A few weeks ago I had the opportunity to do one of the coolest and hardest things I’ll likely ever do. I joined three other gentlemen from our church—Shaun Kell, Doug Thompson, and Troy Tarpley—in a rim-to-rim run/hike of the Grand Canyon.
It’s hard to put into words the experience of simply gazing over the rim of the canyon and seeing the expanse of an inverted mountain (it’s roughly 12,000 feet from the rim to the canyon floor). But to go down into this expanse and see it up close was another thing altogether.
For instance, what appears from the top to be the bottom of the canyon is really only a plateau about halfway down. The canyon goes into steep decline at the level known as the “Redwall Limestone,” with the rest of the descent hidden from view from the top.
Likewise, from the bottom of the canyon, standing on the banks of the Colorado River the giant cliffs overhead appear to be the rim, and yet they only rise about 3,000—just a quarter of the full canyon depth.

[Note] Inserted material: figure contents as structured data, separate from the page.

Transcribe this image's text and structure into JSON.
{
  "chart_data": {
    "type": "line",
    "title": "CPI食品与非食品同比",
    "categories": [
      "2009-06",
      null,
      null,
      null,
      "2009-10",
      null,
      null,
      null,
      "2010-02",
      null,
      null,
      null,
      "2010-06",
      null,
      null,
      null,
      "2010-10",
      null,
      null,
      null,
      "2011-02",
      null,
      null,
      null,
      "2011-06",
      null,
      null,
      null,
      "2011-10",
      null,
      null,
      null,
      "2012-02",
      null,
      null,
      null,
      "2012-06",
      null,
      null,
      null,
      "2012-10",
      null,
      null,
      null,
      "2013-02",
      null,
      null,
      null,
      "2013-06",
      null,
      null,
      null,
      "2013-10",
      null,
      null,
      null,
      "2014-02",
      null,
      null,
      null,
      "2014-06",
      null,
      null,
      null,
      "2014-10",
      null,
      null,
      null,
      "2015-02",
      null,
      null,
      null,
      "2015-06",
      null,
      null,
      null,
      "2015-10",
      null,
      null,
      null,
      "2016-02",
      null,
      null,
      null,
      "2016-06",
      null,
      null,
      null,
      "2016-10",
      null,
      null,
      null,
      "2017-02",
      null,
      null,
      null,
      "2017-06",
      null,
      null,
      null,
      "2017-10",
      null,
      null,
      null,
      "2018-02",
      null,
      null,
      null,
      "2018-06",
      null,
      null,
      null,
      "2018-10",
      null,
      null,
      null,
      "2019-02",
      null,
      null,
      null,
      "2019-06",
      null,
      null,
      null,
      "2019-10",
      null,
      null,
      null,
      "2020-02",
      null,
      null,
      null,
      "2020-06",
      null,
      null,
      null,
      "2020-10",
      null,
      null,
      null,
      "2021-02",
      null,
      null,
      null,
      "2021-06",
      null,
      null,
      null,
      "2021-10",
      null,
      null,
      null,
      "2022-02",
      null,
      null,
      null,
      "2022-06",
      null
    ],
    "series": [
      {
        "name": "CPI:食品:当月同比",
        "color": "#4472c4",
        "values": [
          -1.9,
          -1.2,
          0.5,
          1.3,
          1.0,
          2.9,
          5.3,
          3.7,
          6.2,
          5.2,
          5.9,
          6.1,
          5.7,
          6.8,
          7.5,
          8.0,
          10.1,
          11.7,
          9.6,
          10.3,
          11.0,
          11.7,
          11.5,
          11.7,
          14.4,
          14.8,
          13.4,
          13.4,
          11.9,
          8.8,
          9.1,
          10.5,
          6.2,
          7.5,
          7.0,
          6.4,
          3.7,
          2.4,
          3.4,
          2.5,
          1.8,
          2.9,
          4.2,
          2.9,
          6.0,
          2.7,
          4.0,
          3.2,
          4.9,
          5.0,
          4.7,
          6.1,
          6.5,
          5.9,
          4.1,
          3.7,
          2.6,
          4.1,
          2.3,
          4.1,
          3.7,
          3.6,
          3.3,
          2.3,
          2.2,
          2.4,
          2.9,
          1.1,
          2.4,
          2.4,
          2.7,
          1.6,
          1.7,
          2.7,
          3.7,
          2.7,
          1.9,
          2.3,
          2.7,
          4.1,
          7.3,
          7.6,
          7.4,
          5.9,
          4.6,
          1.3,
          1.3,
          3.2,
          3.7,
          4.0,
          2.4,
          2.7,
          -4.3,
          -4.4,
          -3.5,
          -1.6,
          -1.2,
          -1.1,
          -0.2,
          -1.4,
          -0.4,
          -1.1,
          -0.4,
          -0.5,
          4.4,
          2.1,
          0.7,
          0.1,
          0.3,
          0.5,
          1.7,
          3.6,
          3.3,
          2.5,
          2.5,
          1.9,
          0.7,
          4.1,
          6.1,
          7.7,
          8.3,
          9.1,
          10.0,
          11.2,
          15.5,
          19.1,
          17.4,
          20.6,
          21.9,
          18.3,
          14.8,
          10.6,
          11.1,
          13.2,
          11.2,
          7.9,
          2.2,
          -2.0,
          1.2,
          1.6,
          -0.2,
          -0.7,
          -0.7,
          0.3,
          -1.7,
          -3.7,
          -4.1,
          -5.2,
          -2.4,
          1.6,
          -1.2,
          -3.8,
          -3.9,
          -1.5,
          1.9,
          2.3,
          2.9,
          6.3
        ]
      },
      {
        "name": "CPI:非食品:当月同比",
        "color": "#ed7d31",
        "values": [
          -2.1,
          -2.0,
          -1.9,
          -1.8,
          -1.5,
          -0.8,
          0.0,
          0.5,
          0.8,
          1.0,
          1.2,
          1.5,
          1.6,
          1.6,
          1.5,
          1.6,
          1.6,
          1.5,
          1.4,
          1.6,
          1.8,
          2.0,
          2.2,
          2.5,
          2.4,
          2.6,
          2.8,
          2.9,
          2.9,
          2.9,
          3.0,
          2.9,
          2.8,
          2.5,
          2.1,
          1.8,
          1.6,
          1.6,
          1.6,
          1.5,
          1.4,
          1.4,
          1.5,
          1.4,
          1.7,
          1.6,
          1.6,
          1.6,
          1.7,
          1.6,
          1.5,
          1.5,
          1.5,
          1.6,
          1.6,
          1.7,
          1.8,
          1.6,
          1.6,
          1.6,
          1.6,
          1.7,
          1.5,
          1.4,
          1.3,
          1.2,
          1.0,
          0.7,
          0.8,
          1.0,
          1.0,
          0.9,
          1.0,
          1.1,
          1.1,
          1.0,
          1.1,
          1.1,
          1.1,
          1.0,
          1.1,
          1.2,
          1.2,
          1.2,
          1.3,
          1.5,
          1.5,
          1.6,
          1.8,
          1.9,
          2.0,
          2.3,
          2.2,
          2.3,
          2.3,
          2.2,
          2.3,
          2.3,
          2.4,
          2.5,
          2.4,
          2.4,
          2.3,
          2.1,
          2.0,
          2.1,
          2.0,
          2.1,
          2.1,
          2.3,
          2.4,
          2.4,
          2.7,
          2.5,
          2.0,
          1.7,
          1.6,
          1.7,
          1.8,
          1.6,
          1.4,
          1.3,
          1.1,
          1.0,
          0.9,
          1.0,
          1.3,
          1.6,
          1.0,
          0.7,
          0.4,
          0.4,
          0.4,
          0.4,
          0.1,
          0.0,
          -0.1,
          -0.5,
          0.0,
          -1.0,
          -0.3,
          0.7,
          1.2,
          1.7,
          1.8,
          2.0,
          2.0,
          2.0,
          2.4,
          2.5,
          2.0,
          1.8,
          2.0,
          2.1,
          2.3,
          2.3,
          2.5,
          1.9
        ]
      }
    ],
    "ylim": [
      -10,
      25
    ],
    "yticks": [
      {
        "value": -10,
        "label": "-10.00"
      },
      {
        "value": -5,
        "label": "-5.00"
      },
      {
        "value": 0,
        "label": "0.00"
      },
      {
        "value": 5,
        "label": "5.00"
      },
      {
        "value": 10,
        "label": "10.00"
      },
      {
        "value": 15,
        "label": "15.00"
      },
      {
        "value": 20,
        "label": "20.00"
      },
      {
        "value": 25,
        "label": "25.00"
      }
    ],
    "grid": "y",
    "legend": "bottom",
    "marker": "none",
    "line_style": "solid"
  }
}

The scale boggles the mind—or as Shaun put it, “bottles” the mind; it makes words hard to come by and even stifles the imagination.
What does it mean to put one’s hand on a rock that is 1.8 billion years old—half the age of the earth?
Or to soak one’s feet in the river whose constant motion over the past 5 to 6 million years is responsible for the whole thing, slowly pulling away bits of rock and sand, at a pace utterly ambivalent to human life?
It’s no wonder the canyon has been set aside as a holy place by the Hopi people, and other indigenous groups who have made the canyon their home for thousands of years.
Even within Christinanity there has long been a notion of the “Scripture of nature,” or the belief that the creator is best known through the creation. That the natural world has much to tell us about God and ourselves.
So it is with respect to this tradition of the “Scripture of nature” that I offer the following observations and reflections on our time in the canyon:
It is good and right, at least on occasion, to be reminded of our smallness. There are certainly times when we must be reminded that the God of creation loves us and knows us by name. But other times it is necessary to be reminded that against the scale of the universe we are but dust. The truth of human life is found in the balance of these two realities.
There is beauty to be found even in loss. We think of beauty most often as having to do with some notion of wholeness or completion. The canyon stands as a gaping hole cutting a plateau in half through the displacement of sand and rock. It is a wound, and yet it is utterly beautiful, and rich with life. The same can be true of our losses and our wounds, with time and reflection.
Change most often happens not by singular transcendent acts, but through small, consistent movement over a period of time. Sometimes for a long period of time! This is as true in social movements as it is in our own spiritual lives. Discipleship is, in the words of Eugene Peterson, “a long obedience in the same direction.” It is a series of small choices, small habits, rooted in compassion and fairness and generosity and grace that over time amount to a way of living.
The Grand Canyon is evidence that this slow change over time is how mountains are literally moved.